There is more than enough to see, do and explore in Cape Town to keep a visitor – or indeed a local – occupied for weeks. Venture a little outside the city though and you open up a whole new world of options.
One of those is the chance to see sharks, which I did on the previous day. After that adrenaline rush (it took me a while to return to normality after that close encounter) I opted to travel to nearby Stellenbosch, where life is a little more sedate. Mainly because people are sloshed on wine…
That’s harsh. Tourists are sloshed on wine. This university town is the heartland of the South African wine industry. Over 160 vineyards are packed into this small area of southwestern Africa, owing to the favourable climate and soil. The attraction to visitors is that many of these wine producers open their doors during the day for tasting sessions.
Obviously being truly fair and visiting all 160+ wineries is not possible on one trip. What most people do is hop on a tour which takes you to a few of the vineyards, allowing you plenty of tantalising tasting whilst ensuring you get home safely.
I did this tour on the 17th. Those who know me may be aware that my birthday was the day before. I played the ‘It’s my birthday’ card and was given a free – and rather large – glass of red wine by a wine bar in the town centre. I was surprised at how trusting they were: no proof needed. The tip I left for the waiter who sorted it out probably equalled the glass of red (wine is cheap here) but the season of giving was very much alive in Stellenbosch, which was much appreciated.
The town itself is very pleasant and quite quiet, though I’m guessing that changes during academic term time.
Back to the main theme, though. We visited four vineyards during course of a sedate Saturday late morning and afternoon, tasting a variety of reds, whites and specials whilst enjoying stunning views.

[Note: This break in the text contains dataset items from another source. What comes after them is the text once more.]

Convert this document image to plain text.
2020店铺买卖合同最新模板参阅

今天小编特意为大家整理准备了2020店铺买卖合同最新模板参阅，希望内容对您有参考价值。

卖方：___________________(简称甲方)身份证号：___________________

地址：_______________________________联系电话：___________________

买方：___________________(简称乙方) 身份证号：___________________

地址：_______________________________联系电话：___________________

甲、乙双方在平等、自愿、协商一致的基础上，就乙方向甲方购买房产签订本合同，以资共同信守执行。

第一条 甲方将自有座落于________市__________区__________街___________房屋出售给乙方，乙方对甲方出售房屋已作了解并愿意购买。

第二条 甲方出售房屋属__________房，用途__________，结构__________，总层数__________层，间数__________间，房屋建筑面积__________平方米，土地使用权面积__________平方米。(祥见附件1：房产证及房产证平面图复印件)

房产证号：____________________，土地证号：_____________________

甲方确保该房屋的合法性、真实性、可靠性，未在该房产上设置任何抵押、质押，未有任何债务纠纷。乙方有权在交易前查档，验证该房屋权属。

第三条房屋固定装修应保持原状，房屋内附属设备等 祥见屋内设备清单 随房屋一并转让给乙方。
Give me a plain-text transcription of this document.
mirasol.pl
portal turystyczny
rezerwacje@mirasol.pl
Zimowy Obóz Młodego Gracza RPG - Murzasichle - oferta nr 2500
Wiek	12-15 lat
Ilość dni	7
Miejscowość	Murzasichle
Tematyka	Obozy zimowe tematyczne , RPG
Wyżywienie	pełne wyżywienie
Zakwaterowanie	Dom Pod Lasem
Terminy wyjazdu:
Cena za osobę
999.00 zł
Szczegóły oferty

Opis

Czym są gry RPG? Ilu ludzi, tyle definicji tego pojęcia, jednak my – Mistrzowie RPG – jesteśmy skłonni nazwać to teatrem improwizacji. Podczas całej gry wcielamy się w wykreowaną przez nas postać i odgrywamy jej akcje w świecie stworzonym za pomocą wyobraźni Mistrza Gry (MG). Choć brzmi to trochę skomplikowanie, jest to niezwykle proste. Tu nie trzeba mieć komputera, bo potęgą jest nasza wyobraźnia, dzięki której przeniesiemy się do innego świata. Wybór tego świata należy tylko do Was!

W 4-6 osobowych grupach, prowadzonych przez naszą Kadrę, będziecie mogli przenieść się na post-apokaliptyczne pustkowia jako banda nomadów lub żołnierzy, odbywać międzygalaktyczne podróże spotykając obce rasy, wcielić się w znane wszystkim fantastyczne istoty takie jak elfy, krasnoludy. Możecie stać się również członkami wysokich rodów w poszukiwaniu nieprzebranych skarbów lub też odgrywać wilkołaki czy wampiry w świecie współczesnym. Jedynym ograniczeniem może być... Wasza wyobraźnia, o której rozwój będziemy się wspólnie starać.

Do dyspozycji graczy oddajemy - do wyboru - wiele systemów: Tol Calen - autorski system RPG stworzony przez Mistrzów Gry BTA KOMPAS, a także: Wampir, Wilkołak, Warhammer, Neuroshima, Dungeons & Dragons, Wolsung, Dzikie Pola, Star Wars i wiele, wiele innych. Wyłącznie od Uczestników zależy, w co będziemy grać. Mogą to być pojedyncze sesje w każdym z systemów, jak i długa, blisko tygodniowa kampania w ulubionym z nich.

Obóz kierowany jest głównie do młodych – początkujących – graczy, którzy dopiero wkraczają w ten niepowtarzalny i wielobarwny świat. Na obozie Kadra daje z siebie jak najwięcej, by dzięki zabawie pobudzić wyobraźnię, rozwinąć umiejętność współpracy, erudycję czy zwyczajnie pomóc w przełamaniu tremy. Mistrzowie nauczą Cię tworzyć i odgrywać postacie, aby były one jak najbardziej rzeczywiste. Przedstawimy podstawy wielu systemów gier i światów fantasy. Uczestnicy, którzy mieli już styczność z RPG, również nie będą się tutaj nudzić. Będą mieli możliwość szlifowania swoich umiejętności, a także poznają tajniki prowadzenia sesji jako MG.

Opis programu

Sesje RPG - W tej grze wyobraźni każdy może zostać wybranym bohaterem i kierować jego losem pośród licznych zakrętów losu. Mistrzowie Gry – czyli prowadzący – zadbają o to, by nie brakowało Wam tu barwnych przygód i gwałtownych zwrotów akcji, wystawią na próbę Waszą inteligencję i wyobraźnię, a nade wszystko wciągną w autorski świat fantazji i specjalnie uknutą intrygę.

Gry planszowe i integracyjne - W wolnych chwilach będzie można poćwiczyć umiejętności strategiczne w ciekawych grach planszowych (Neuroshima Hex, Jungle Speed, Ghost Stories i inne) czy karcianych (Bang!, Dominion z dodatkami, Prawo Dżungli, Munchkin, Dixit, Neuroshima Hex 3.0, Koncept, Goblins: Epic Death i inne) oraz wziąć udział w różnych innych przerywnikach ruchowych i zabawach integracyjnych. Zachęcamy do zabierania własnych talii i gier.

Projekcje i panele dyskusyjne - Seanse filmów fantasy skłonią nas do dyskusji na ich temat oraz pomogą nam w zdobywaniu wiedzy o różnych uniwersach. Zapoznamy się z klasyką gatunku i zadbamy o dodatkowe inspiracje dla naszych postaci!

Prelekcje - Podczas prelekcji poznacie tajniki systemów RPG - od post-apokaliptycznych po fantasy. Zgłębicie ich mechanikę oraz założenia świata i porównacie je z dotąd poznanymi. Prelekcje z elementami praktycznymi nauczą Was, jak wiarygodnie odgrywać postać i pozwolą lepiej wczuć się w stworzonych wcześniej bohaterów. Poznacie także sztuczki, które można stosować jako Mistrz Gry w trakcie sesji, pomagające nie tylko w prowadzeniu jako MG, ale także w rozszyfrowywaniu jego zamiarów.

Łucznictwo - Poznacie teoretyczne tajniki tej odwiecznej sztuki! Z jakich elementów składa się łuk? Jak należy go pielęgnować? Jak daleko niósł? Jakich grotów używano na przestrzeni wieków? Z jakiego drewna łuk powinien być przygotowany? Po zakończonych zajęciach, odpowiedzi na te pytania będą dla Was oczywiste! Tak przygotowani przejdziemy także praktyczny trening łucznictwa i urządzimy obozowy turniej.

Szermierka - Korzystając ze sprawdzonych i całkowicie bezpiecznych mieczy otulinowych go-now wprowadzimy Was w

Aside from getting positively squiffy, I did learn a thing or two about wine tasting. What wine to pair with what food, what reds are ‘heavier’ than others, tasting by breathing in with the wine in your mouth to oxidise it, and so on.
I would laugh if anyone called me a connoisseur, however. I’m sure most of you would as well. The vast majority of the wines I tried – and there were over 20 in total – were all splendid. I wouldn’t be able to pick favourites or justify why I feel one is better than another. I’d happily have any of them if they ended up at my table in a restaurant.
A wine tour in the Winelands region is highly recommended. It’s very good value (assuming you don’t give in to temptation and start buying bottles), great fun and educational enough to make you feel that little bit smarter. Until you stumble off the bus, at least.